Action is always directed toward the future; it is essentially and necessarily always a planning and acting for a better future. Its aim is always to render future conditions more satisfactory than they would be without the interference of action. The uneasiness that impels a man to act is caused by a dissatisfaction with expected future conditions as they would probably develop if nothing were done to alter them. In any case action can influence only the future, never the present that with every infinitesimal fraction of a second sinks down into the past. Man becomes conscious of time when he plans to convert a less satisfactory present state into a more satisfactory future state.
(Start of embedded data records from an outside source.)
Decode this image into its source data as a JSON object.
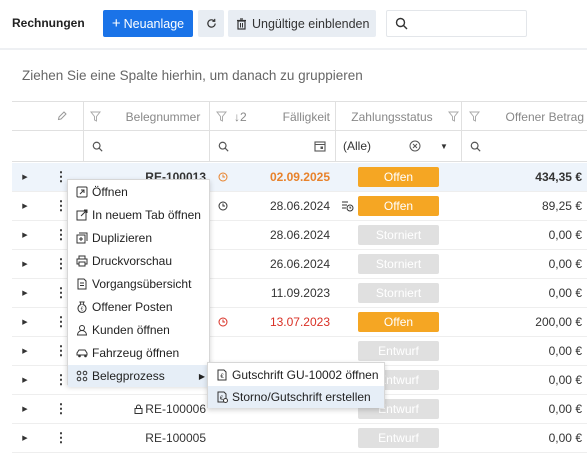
{
  "toolbar": {
    "title": "Rechnungen",
    "new_label": "Neuanlage",
    "invalid_label": "Ungültige einblenden",
    "search_placeholder": ""
  },
  "group_panel_text": "Ziehen Sie eine Spalte hierhin, um danach zu gruppieren",
  "columns": {
    "belegnummer": "Belegnummer",
    "sort_badge": "↓2",
    "faelligkeit": "Fälligkeit",
    "zahlungsstatus": "Zahlungsstatus",
    "offener_betrag": "Offener Betrag"
  },
  "filter": {
    "status_value": "(Alle)"
  },
  "rows": [
    {
      "beleg": "RE-100013",
      "faell": "02.09.2025",
      "status": "Offen",
      "betrag": "434,35 €"
    },
    {
      "beleg": "",
      "faell": "28.06.2024",
      "status": "Offen",
      "betrag": "89,25 €"
    },
    {
      "beleg": "",
      "faell": "28.06.2024",
      "status": "Storniert",
      "betrag": "0,00 €"
    },
    {
      "beleg": "",
      "faell": "26.06.2024",
      "status": "Storniert",
      "betrag": "0,00 €"
    },
    {
      "beleg": "",
      "faell": "11.09.2023",
      "status": "Storniert",
      "betrag": "0,00 €"
    },
    {
      "beleg": "",
      "faell": "13.07.2023",
      "status": "Offen",
      "betrag": "200,00 €"
    },
    {
      "beleg": "",
      "faell": "",
      "status": "Entwurf",
      "betrag": "0,00 €"
    },
    {
      "beleg": "",
      "faell": "",
      "status": "Entwurf",
      "betrag": "0,00 €"
    },
    {
      "beleg": "RE-100006",
      "faell": "",
      "status": "Entwurf",
      "betrag": "0,00 €"
    },
    {
      "beleg": "RE-100005",
      "faell": "",
      "status": "Entwurf",
      "betrag": "0,00 €"
    }
  ],
  "context_menu": [
    {
      "label": "Öffnen",
      "icon": "open-icon"
    },
    {
      "label": "In neuem Tab öffnen",
      "icon": "external-link-icon"
    },
    {
      "label": "Duplizieren",
      "icon": "duplicate-icon"
    },
    {
      "label": "Druckvorschau",
      "icon": "printer-icon"
    },
    {
      "label": "Vorgangsübersicht",
      "icon": "document-icon"
    },
    {
      "label": "Offener Posten",
      "icon": "money-bag-icon"
    },
    {
      "label": "Kunden öffnen",
      "icon": "user-icon"
    },
    {
      "label": "Fahrzeug öffnen",
      "icon": "car-icon"
    },
    {
      "label": "Belegprozess",
      "icon": "process-icon"
    }
  ],
  "submenu": [
    {
      "label": "Gutschrift GU-10002 öffnen",
      "icon": "credit-note-icon"
    },
    {
      "label": "Storno/Gutschrift erstellen",
      "icon": "credit-note-create-icon"
    }
  ],
  "colors": {
    "primary": "#1a73e8",
    "status_open": "#f5a623",
    "status_gray": "#e0e0e0",
    "due_orange": "#e8822b",
    "due_red": "#d93025"
  }
}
For contemplative meditation time is merely duration, "la durée pure, dont l'​écoulement est continu, et où l'on passe, par gradations insensibles, d'un état à l'autre: Continuité r​éellement vécue."2 The "now" of the present is continually shifted to the past and is retained in the memory only. Reflecting about the past, say the philosophers, man becomes aware of time.3 However, it is not recollection that conveys to man the categories of change and of time, but the will to improve the conditions of his life.

Time as we measure it by various mechanical devices is always past, and time as the philosophers use this concept is always either past or future. The present is, from these aspects, nothing but an ideal boundary line separating the past from the future. But from the praxeological aspect there is between the past and the future a real extended present. Action is as such in the real present because it utilizes the instant and thus embodies its reality.4 Later retrospective [p. 101]reflection discerns in the instant passed away first of all the action and the conditions which it offered to action. That which can no longer be done or consumed because the opportunity for it has passed away, contrasts the past with the present. That which cannot yet be done or consumed, because the conditions for undertaking it or the time for its ripening have not yet come, contrasts the future with the past. The present offers to acting opportunities and tasks for which it was hitherto too early and for which it will be hereafter too late.
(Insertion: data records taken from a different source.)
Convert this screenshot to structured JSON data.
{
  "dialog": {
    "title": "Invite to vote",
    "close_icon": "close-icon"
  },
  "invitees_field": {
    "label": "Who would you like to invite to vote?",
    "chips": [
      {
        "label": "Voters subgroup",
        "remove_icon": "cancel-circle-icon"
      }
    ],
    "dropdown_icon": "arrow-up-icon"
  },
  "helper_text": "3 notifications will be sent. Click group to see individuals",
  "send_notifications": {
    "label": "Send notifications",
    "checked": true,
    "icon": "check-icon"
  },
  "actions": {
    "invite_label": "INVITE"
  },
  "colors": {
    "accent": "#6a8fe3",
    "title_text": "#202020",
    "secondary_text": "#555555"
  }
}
The present qua duration is the continuation of the conditions and opportunities given for acting. Every kind of action requires special conditions to which it must be adjusted with regard to the aims sought. The concept of the present is therefore different for various fields of action. It has no reference whatever to the various methods of measuring the passing of time by spatial movements. The present encloses as much of the time passed away as still is actual, i.e., of importance for acting. The present contrasts itself, according to the various actions one has in view, with the Middle Ages, with the nineteenth century, with the past year, month, or day, but no less with the hour, minute, or second just passed away. If a man says: Nowadays Zeus is no longer worshipped, he has a present in mind other than that the motorcar driver who thinks: Now it is still too early to turn.

As the future is uncertain it always remains undecided and vague how much of it we can consider as now and present. If a man had said in 1913: At present--now--in Europe freedom of thought is undisputed, he would have not foreseen that this present would very soon be a past.

  • 2. Henri Bergson, Mati​ère et mémoire (7th ed. Paris, 1911), p. 205
  • 3. Edmund Husserl, "Vorlesungen zur Ph​änomenologie des inneren Zeitbewusstseins," Jahrbuch F​ür Philosophie und Ph​änomenologische Forschung, IX (1928), 391ff.; A. Sch​ütz, loc cit., pp. 45 ff.
  • 4. "Ce que j'appelle mon présent, c'est mon attitute vis-à-vix de l'avenir immédiat, c'est action imminente." Bergson, op. cit., p. 152.